Studying to sickness

As a student, have you ever felt like you get sick more than people you know who aren’t in college? Have you ever felt like no matter what you did you just couldn’t get rid of that cough?

Do you barely have time to catch your breath from one illness before some other plague shot from the nose of the sneezy student next to you at some class at some unholy hour in the morning finds its way past your immune system?

Or maybe you’ve found that since entering college it’s been a lot more difficult to remain optimistic. Maybe you’ve begun using drugs, alcohol, caffeine or tobacco more than you used to, just to cope, to relax, or just to keep your eyes open.

If the thought has crossed your mind that maybe being a student is bad for your health, you’re not wrong.

Students experience extremely high levels of stress, from the obvious pressure of midterms and finals to less obvious pressures from unspoken competition, financial strain, and work and relationship stress.

College students experience constant change: changing classes, changing living situations, and changing relationships. Independence is a great thing, but it can be too much of a good thing when combined with all of the other stresses involved in student life.

According to the Association of University and College Counseling, 63 percent of university students report an increase in psychological distress during the college years.

While some stress is normal, too much of it can definitely affect your health, physical and mental.
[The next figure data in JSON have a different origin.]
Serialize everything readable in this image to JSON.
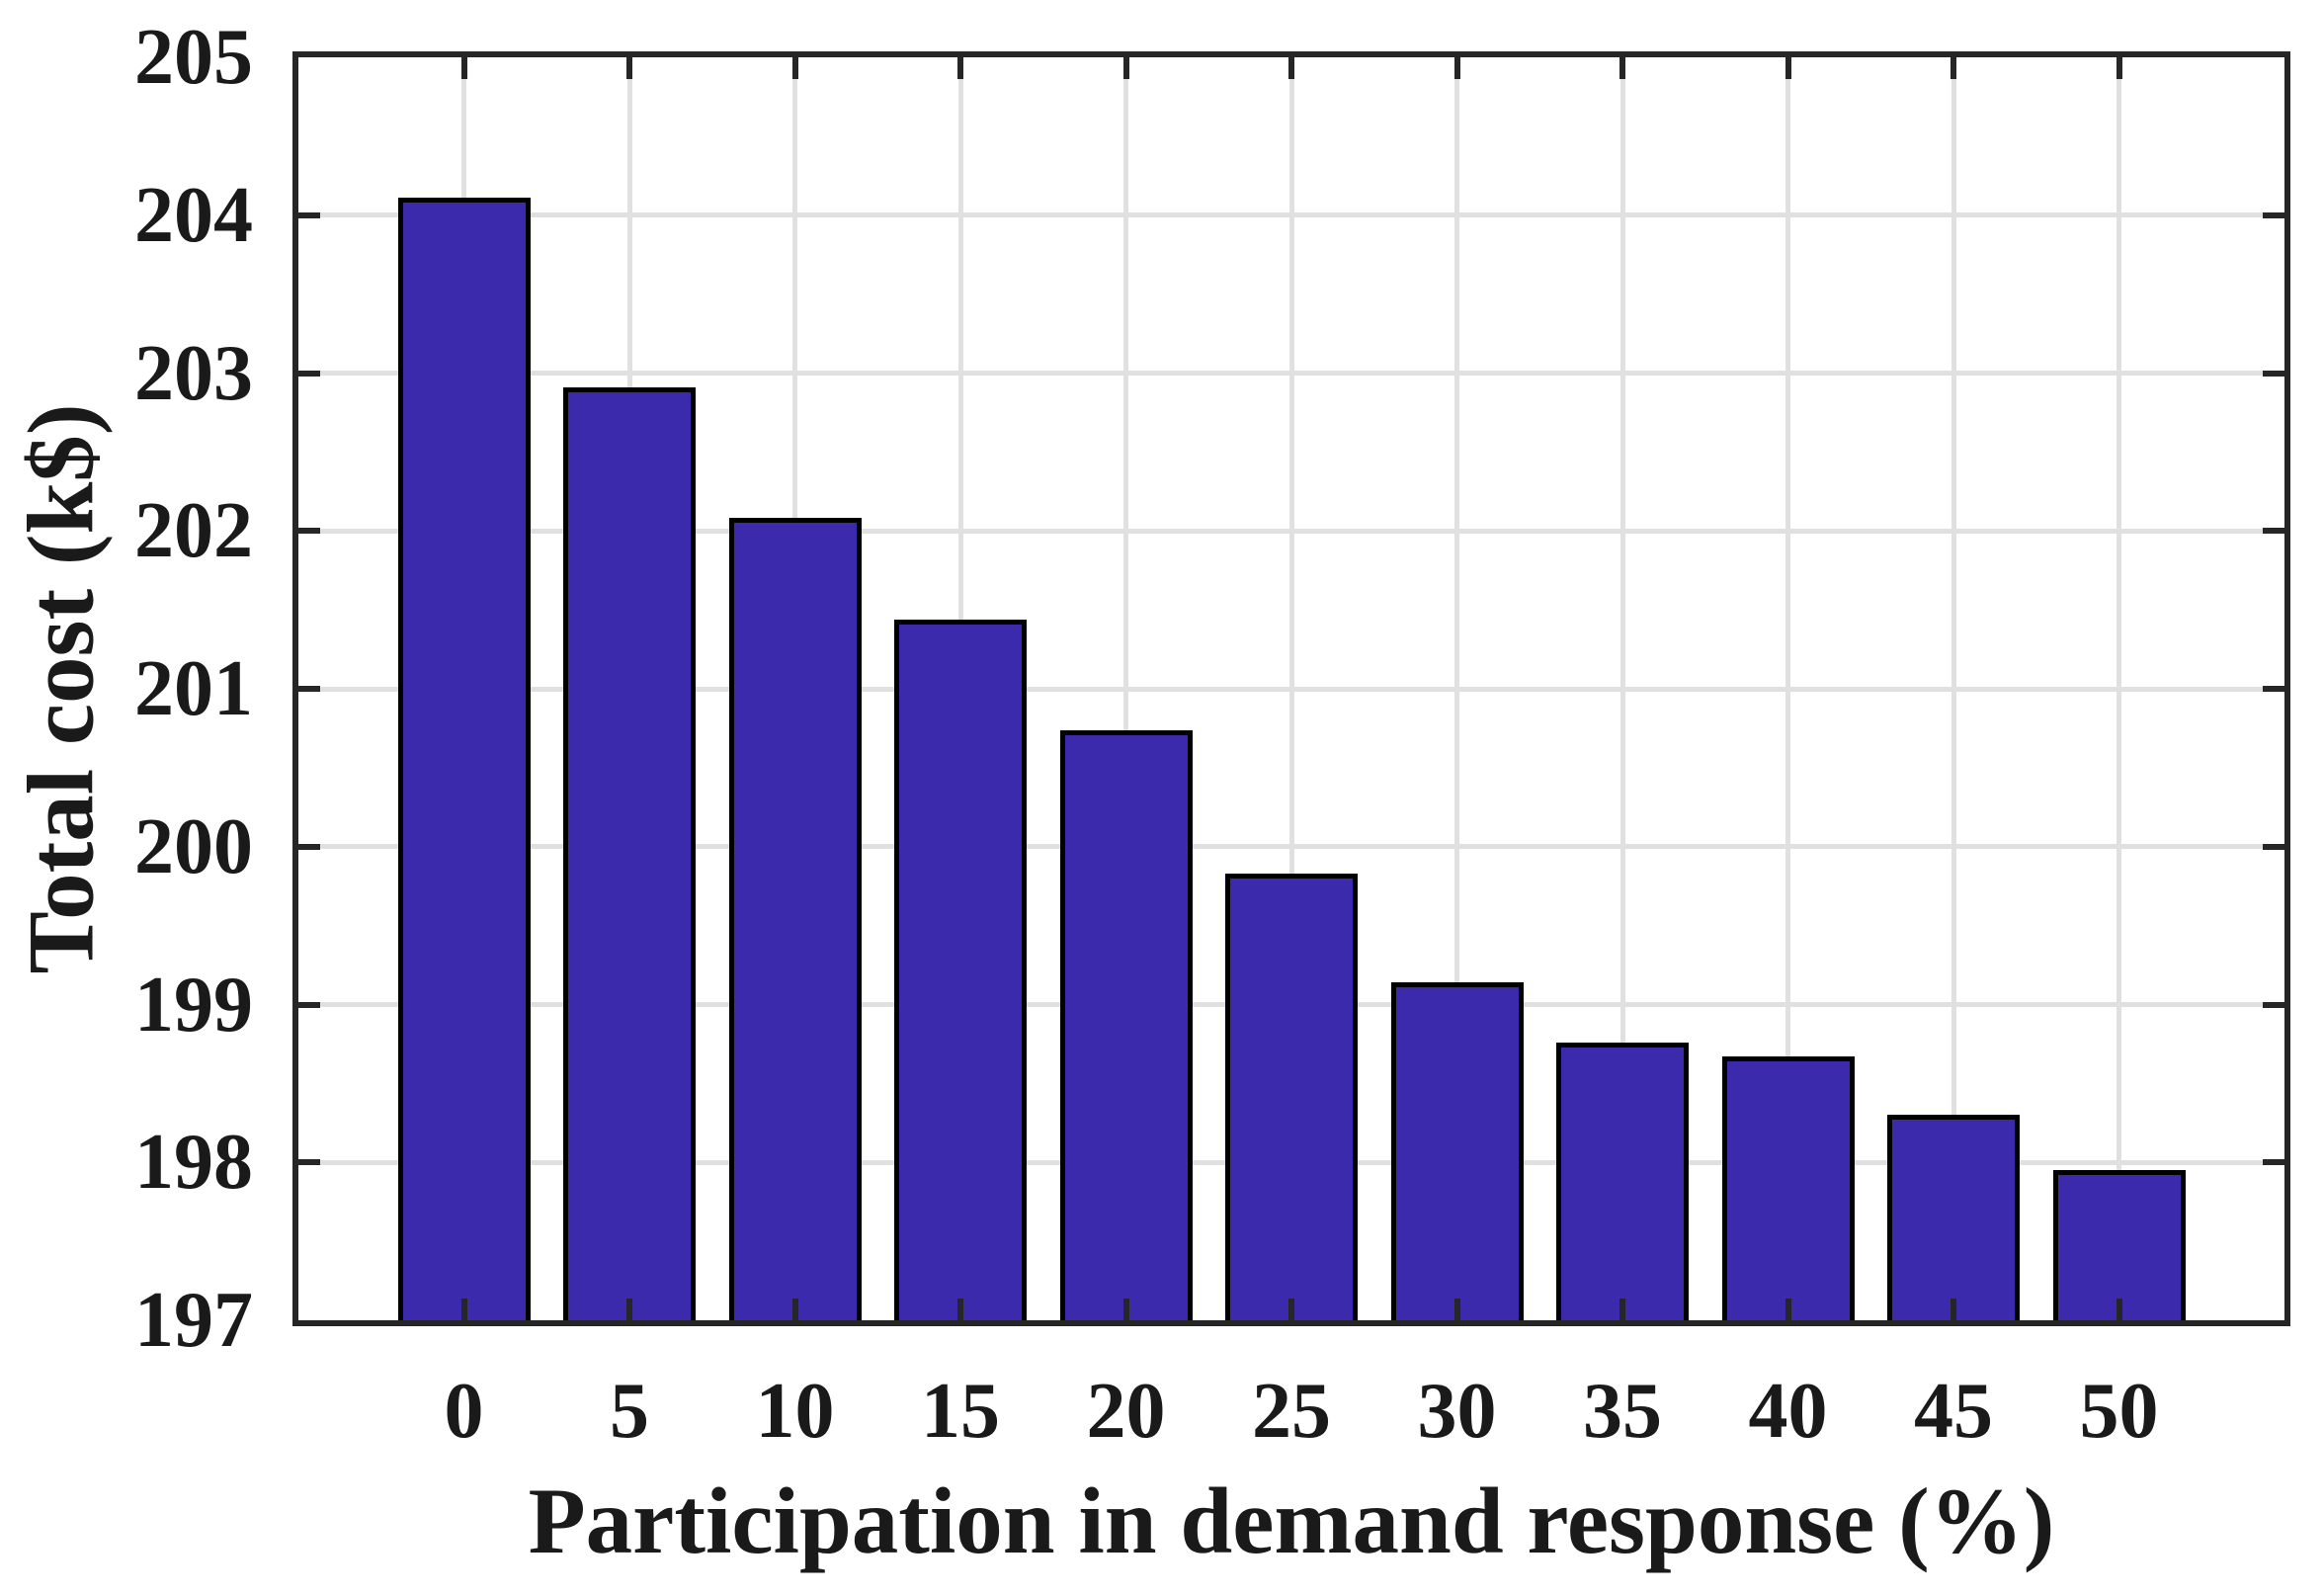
{
  "chart_data": {
    "type": "bar",
    "title": "",
    "xlabel": "Participation in demand response (%)",
    "ylabel": "Total cost (k$)",
    "categories": [
      "0",
      "5",
      "10",
      "15",
      "20",
      "25",
      "30",
      "35",
      "40",
      "45",
      "50"
    ],
    "values": [
      204.11,
      202.91,
      202.08,
      201.44,
      200.74,
      199.83,
      199.14,
      198.76,
      198.67,
      198.3,
      197.95
    ],
    "ylim": [
      197,
      205
    ],
    "ytick_labels": [
      "197",
      "198",
      "199",
      "200",
      "201",
      "202",
      "203",
      "204",
      "205"
    ],
    "grid": true,
    "legend_position": "none",
    "bar_width_fraction": 0.8,
    "colors": {
      "bar_fill": "#3B2BAC",
      "bar_edge": "#000000",
      "axis": "#262626",
      "grid": "#E0E0E0",
      "text": "#1A1A1A",
      "background": "#FFFFFF"
    }
  }
}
Margaret Trout, the Interim Assistant Director of Student Health and Counseling (SHAC), has no doubt that student illnesses at PSU are often "initiated and exacerbated by stress."

But why?

When the body is initially faced with stress, the nervous system initiates what is known as the fight or flight response – adrenaline is pumped through the body, the digestive system shuts down and more blood is pumped to the muscles. Similar reactions occur in conjunction with normal emotions.

However, when the stressors do not go away (chronic stressors are categorized as those that remain a month or longer), the body enters a second stage.
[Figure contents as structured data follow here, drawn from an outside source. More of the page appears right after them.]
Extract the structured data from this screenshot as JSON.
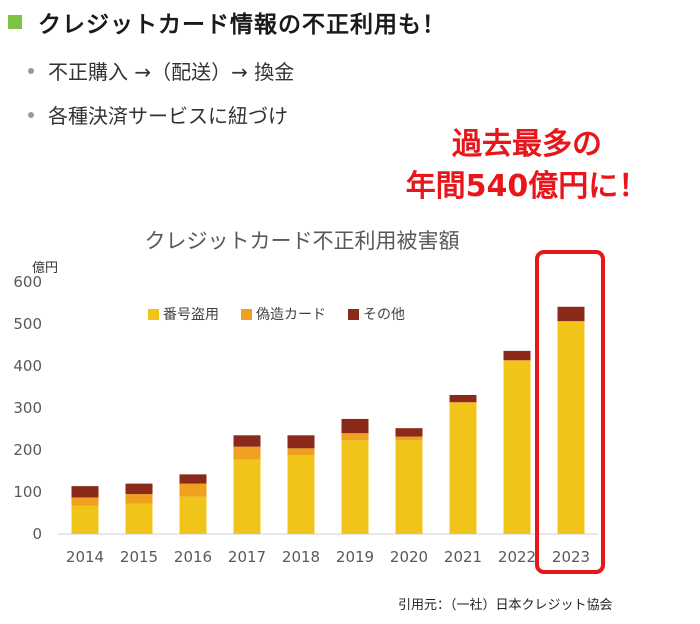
{
  "heading": "クレジットカード情報の不正利用も！",
  "bullets": [
    "不正購入 →（配送）→ 換金",
    "各種決済サービスに紐づけ"
  ],
  "callout": {
    "line1": "過去最多の",
    "line2": "年間540億円に！"
  },
  "source": "引用元：（一社）日本クレジット協会",
  "colors": {
    "series": [
      "#f0c419",
      "#f0a01e",
      "#8b2a1a"
    ],
    "highlight": "#e8151b",
    "bullet_square": "#7dc242",
    "callout_text": "#e8151b"
  },
  "chart_data": {
    "type": "bar",
    "stacked": true,
    "title": "クレジットカード不正利用被害額",
    "ylabel": "億円",
    "ylim": [
      0,
      600
    ],
    "yticks": [
      0,
      100,
      200,
      300,
      400,
      500,
      600
    ],
    "grid": false,
    "legend_position": "top-left",
    "categories": [
      "2014",
      "2015",
      "2016",
      "2017",
      "2018",
      "2019",
      "2020",
      "2021",
      "2022",
      "2023"
    ],
    "series": [
      {
        "name": "番号盗用",
        "values": [
          67,
          72,
          89,
          177,
          188,
          223,
          223,
          312,
          412,
          505
        ]
      },
      {
        "name": "偽造カード",
        "values": [
          20,
          23,
          31,
          31,
          16,
          17,
          9,
          2,
          2,
          2
        ]
      },
      {
        "name": "その他",
        "values": [
          27,
          25,
          22,
          27,
          31,
          34,
          20,
          17,
          22,
          34
        ]
      }
    ],
    "highlight_category": "2023"
  }
}
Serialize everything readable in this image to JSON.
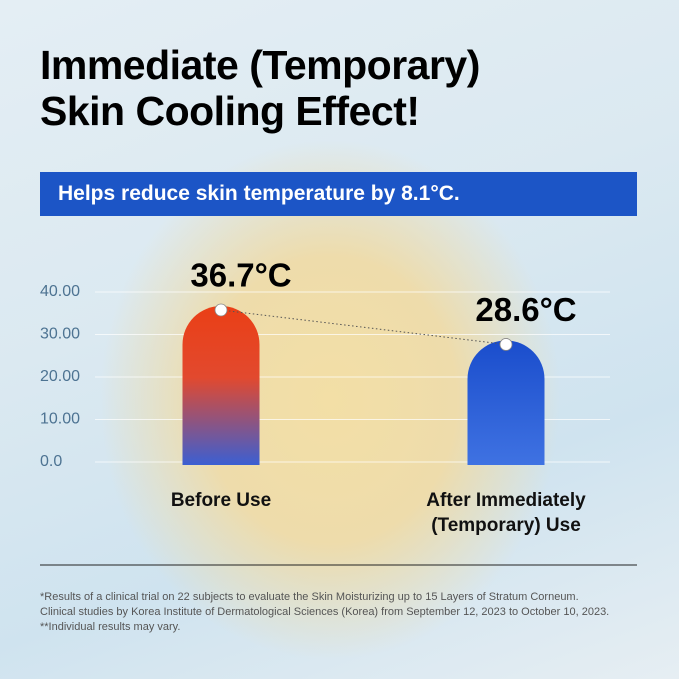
{
  "chart_data": {
    "type": "bar",
    "title": [
      "Immediate (Temporary)",
      "Skin Cooling Effect!"
    ],
    "subtitle": "Helps reduce skin temperature by 8.1°C.",
    "categories": [
      "Before Use",
      "After Immediately (Temporary) Use"
    ],
    "values": [
      36.7,
      28.6
    ],
    "value_labels": [
      "36.7°C",
      "28.6°C"
    ],
    "ylim": [
      0,
      40
    ],
    "yticks": [
      {
        "value": 0,
        "label": "0.0"
      },
      {
        "value": 10,
        "label": "10.00"
      },
      {
        "value": 20,
        "label": "20.00"
      },
      {
        "value": 30,
        "label": "30.00"
      },
      {
        "value": 40,
        "label": "40.00"
      }
    ],
    "grid": true,
    "notes": [
      "*Results of a clinical trial on 22 subjects to evaluate the Skin Moisturizing up to 15 Layers of Stratum Corneum.",
      "Clinical studies by Korea Institute of Dermatological Sciences (Korea) from September 12, 2023 to October 10, 2023.",
      "**Individual results may vary."
    ]
  }
}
It is within this stage that the body can experience a reduction in epinephrine and norepinephrine in the brain, which induces an emotional state similar to depression.
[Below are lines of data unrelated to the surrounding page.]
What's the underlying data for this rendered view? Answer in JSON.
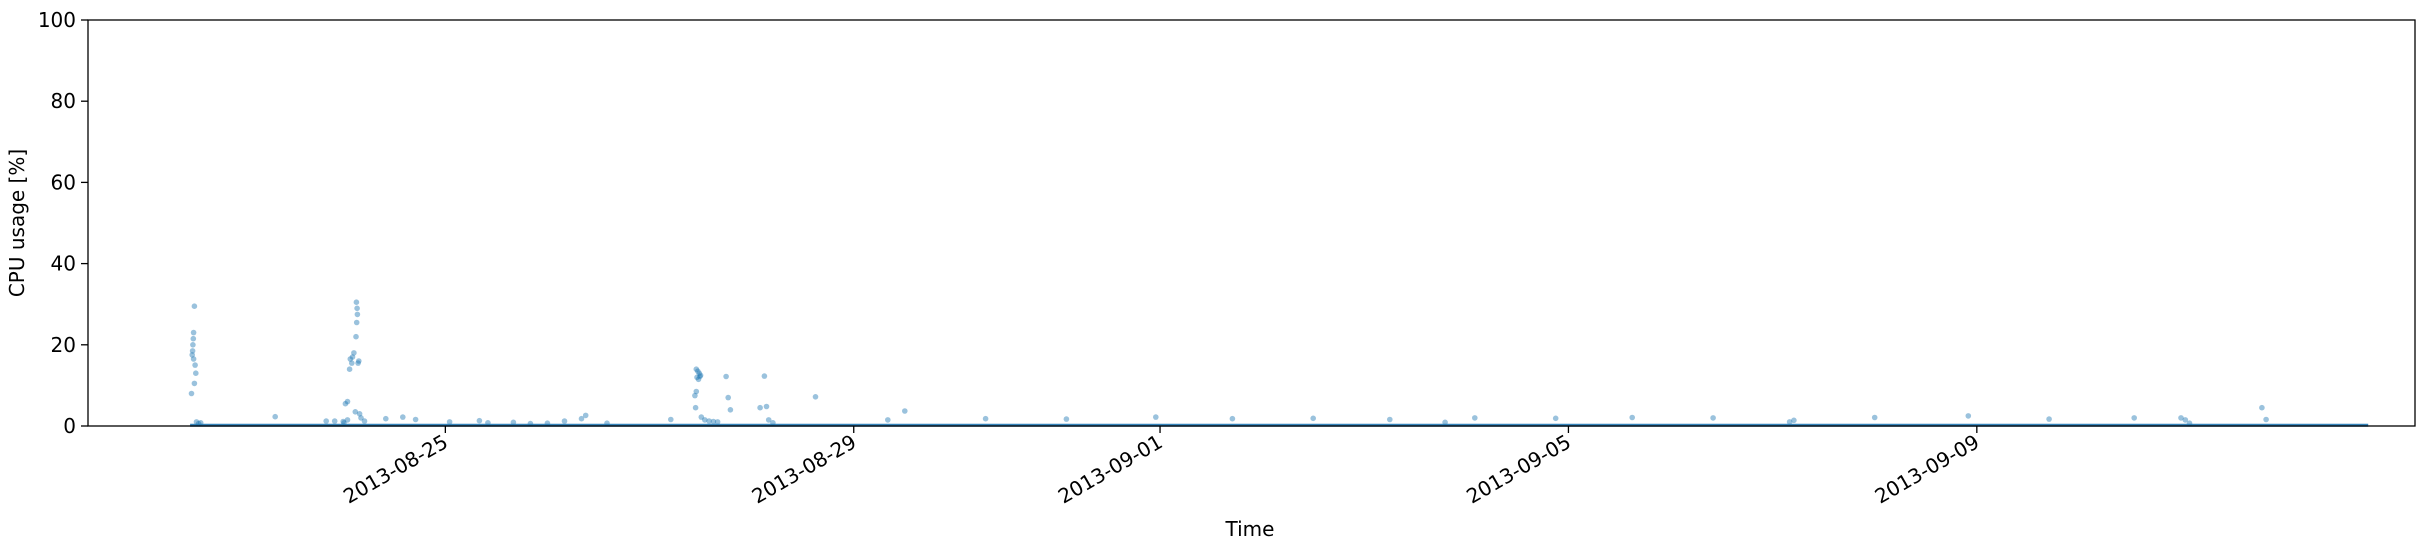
{
  "chart_data": {
    "type": "scatter",
    "title": "",
    "xlabel": "Time",
    "ylabel": "CPU usage [%]",
    "ylim": [
      0,
      100
    ],
    "xlim": [
      "2013-08-21T12:00",
      "2013-09-13T07:00"
    ],
    "x_ticks": [
      "2013-08-25",
      "2013-08-29",
      "2013-09-01",
      "2013-09-05",
      "2013-09-09"
    ],
    "y_ticks": [
      0,
      20,
      40,
      60,
      80,
      100
    ],
    "x_tick_rotation": 30,
    "grid": false,
    "marker_color": "#1f77b4",
    "marker_alpha": 0.45,
    "baseline": {
      "x_start": "2013-08-22T12:00",
      "x_end": "2013-09-12T20:00",
      "y": 0.2
    },
    "points": [
      [
        "2013-08-22T13:00",
        29.5
      ],
      [
        "2013-08-22T12:50",
        23
      ],
      [
        "2013-08-22T12:45",
        21.5
      ],
      [
        "2013-08-22T12:40",
        20
      ],
      [
        "2013-08-22T12:35",
        18.5
      ],
      [
        "2013-08-22T12:30",
        17.5
      ],
      [
        "2013-08-22T12:50",
        16.5
      ],
      [
        "2013-08-22T13:10",
        15
      ],
      [
        "2013-08-22T13:20",
        13
      ],
      [
        "2013-08-22T13:00",
        10.5
      ],
      [
        "2013-08-22T12:20",
        8
      ],
      [
        "2013-08-22T13:30",
        1
      ],
      [
        "2013-08-22T14:00",
        0.6
      ],
      [
        "2013-08-22T14:30",
        0.8
      ],
      [
        "2013-08-23T08:00",
        2.3
      ],
      [
        "2013-08-23T20:00",
        1.2
      ],
      [
        "2013-08-23T22:00",
        1.2
      ],
      [
        "2013-08-24T00:00",
        1.1
      ],
      [
        "2013-08-24T00:30",
        5.5
      ],
      [
        "2013-08-24T01:00",
        6
      ],
      [
        "2013-08-24T01:30",
        14
      ],
      [
        "2013-08-24T02:00",
        15.5
      ],
      [
        "2013-08-24T01:40",
        16.5
      ],
      [
        "2013-08-24T02:10",
        17
      ],
      [
        "2013-08-24T02:30",
        18
      ],
      [
        "2013-08-24T03:00",
        22
      ],
      [
        "2013-08-24T03:10",
        25.5
      ],
      [
        "2013-08-24T03:20",
        27.5
      ],
      [
        "2013-08-24T03:15",
        29
      ],
      [
        "2013-08-24T03:05",
        30.5
      ],
      [
        "2013-08-24T03:40",
        16
      ],
      [
        "2013-08-24T03:30",
        15.5
      ],
      [
        "2013-08-24T02:50",
        3.5
      ],
      [
        "2013-08-24T03:50",
        3
      ],
      [
        "2013-08-24T04:10",
        2
      ],
      [
        "2013-08-24T05:00",
        1.2
      ],
      [
        "2013-08-24T01:00",
        1.5
      ],
      [
        "2013-08-24T00:10",
        0.8
      ],
      [
        "2013-08-24T10:00",
        1.8
      ],
      [
        "2013-08-24T14:00",
        2.2
      ],
      [
        "2013-08-24T17:00",
        1.6
      ],
      [
        "2013-08-25T01:00",
        1.0
      ],
      [
        "2013-08-25T08:00",
        1.3
      ],
      [
        "2013-08-25T10:00",
        0.8
      ],
      [
        "2013-08-25T16:00",
        0.9
      ],
      [
        "2013-08-25T20:00",
        0.6
      ],
      [
        "2013-08-26T00:00",
        0.7
      ],
      [
        "2013-08-26T04:00",
        1.2
      ],
      [
        "2013-08-26T08:00",
        1.8
      ],
      [
        "2013-08-26T09:00",
        2.6
      ],
      [
        "2013-08-26T14:00",
        0.7
      ],
      [
        "2013-08-27T05:00",
        1.6
      ],
      [
        "2013-08-27T11:00",
        14
      ],
      [
        "2013-08-27T11:20",
        13.5
      ],
      [
        "2013-08-27T11:40",
        13
      ],
      [
        "2013-08-27T12:00",
        12.5
      ],
      [
        "2013-08-27T11:10",
        12
      ],
      [
        "2013-08-27T11:30",
        11.5
      ],
      [
        "2013-08-27T11:50",
        12.2
      ],
      [
        "2013-08-27T11:00",
        8.5
      ],
      [
        "2013-08-27T10:40",
        7.5
      ],
      [
        "2013-08-27T10:50",
        4.5
      ],
      [
        "2013-08-27T12:10",
        2.2
      ],
      [
        "2013-08-27T13:00",
        1.5
      ],
      [
        "2013-08-27T14:00",
        1.2
      ],
      [
        "2013-08-27T15:00",
        1.1
      ],
      [
        "2013-08-27T16:00",
        1.0
      ],
      [
        "2013-08-27T18:00",
        12.2
      ],
      [
        "2013-08-27T18:30",
        7
      ],
      [
        "2013-08-27T19:00",
        4
      ],
      [
        "2013-08-28T02:00",
        4.5
      ],
      [
        "2013-08-28T03:00",
        12.3
      ],
      [
        "2013-08-28T03:30",
        4.8
      ],
      [
        "2013-08-28T04:00",
        1.5
      ],
      [
        "2013-08-28T05:00",
        0.8
      ],
      [
        "2013-08-28T15:00",
        7.2
      ],
      [
        "2013-08-29T08:00",
        1.5
      ],
      [
        "2013-08-29T12:00",
        3.7
      ],
      [
        "2013-08-30T07:00",
        1.8
      ],
      [
        "2013-08-31T02:00",
        1.7
      ],
      [
        "2013-08-31T23:00",
        2.2
      ],
      [
        "2013-09-01T17:00",
        1.8
      ],
      [
        "2013-09-02T12:00",
        1.9
      ],
      [
        "2013-09-03T06:00",
        1.6
      ],
      [
        "2013-09-03T19:00",
        0.9
      ],
      [
        "2013-09-04T02:00",
        2.0
      ],
      [
        "2013-09-04T21:00",
        1.9
      ],
      [
        "2013-09-05T15:00",
        2.1
      ],
      [
        "2013-09-06T10:00",
        2.0
      ],
      [
        "2013-09-07T04:00",
        1.0
      ],
      [
        "2013-09-07T05:00",
        1.4
      ],
      [
        "2013-09-08T00:00",
        2.1
      ],
      [
        "2013-09-08T22:00",
        2.5
      ],
      [
        "2013-09-09T17:00",
        1.7
      ],
      [
        "2013-09-10T13:00",
        2.0
      ],
      [
        "2013-09-11T00:00",
        2.0
      ],
      [
        "2013-09-11T01:00",
        1.5
      ],
      [
        "2013-09-11T02:00",
        0.7
      ],
      [
        "2013-09-11T19:00",
        4.5
      ],
      [
        "2013-09-11T20:00",
        1.6
      ]
    ]
  }
}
This is an important finding since the Merck Manual of Diagnosis and Therapy reports that suicide accounts for 30 percent of deaths among university students.

And even if your chronic stress doesn’t result in depression or suicide, it will probably still affect your health.

Trout notes that among the student population at PSU, upper respiratory infections are the most common stress-related complaint, while headaches and irritable bowel issues are also common.

Her observations are supported in a 1998 report on psychological stress published in Health Psychology by Sheldon Cohen, William Doyle and David Skoner, which found that those who had chronic stressors had an increased risk of developing colds compared to those who had no chronic stressor.

It seems that too much stress can make it easier for germs to get past your immune system and stay in your body.

These stresses can also lead to self-destructive behavior that makes it even easier for students to get and stay sick. Everyone knows (or they should) that smoking cigarettes can weaken your immune system, but so can sleep deprivation, or the college favorite, binge drinking.

Finals (if they haven’t yet begun) are just around the corner, so for all of you sickies, smokers and drinkers out there, take a tip from Trout: Make sure you eat nutritiously and get adequate sleep.

Just those two things will go a long way toward improving your health. Exercise and meditation can also have a positive influence on your mental health, and hence physical health.

If all else fails, go visit SHAC and see what they can do for you.

If you’re enrolled in eight or more credits, you’re covered by PSU health insurance, so use it.

You can also visit to see if your stress levels are reaching dangerous proportions.

If all else fails, cut out this article and give it to your professors to try to convince them to cut you some slack!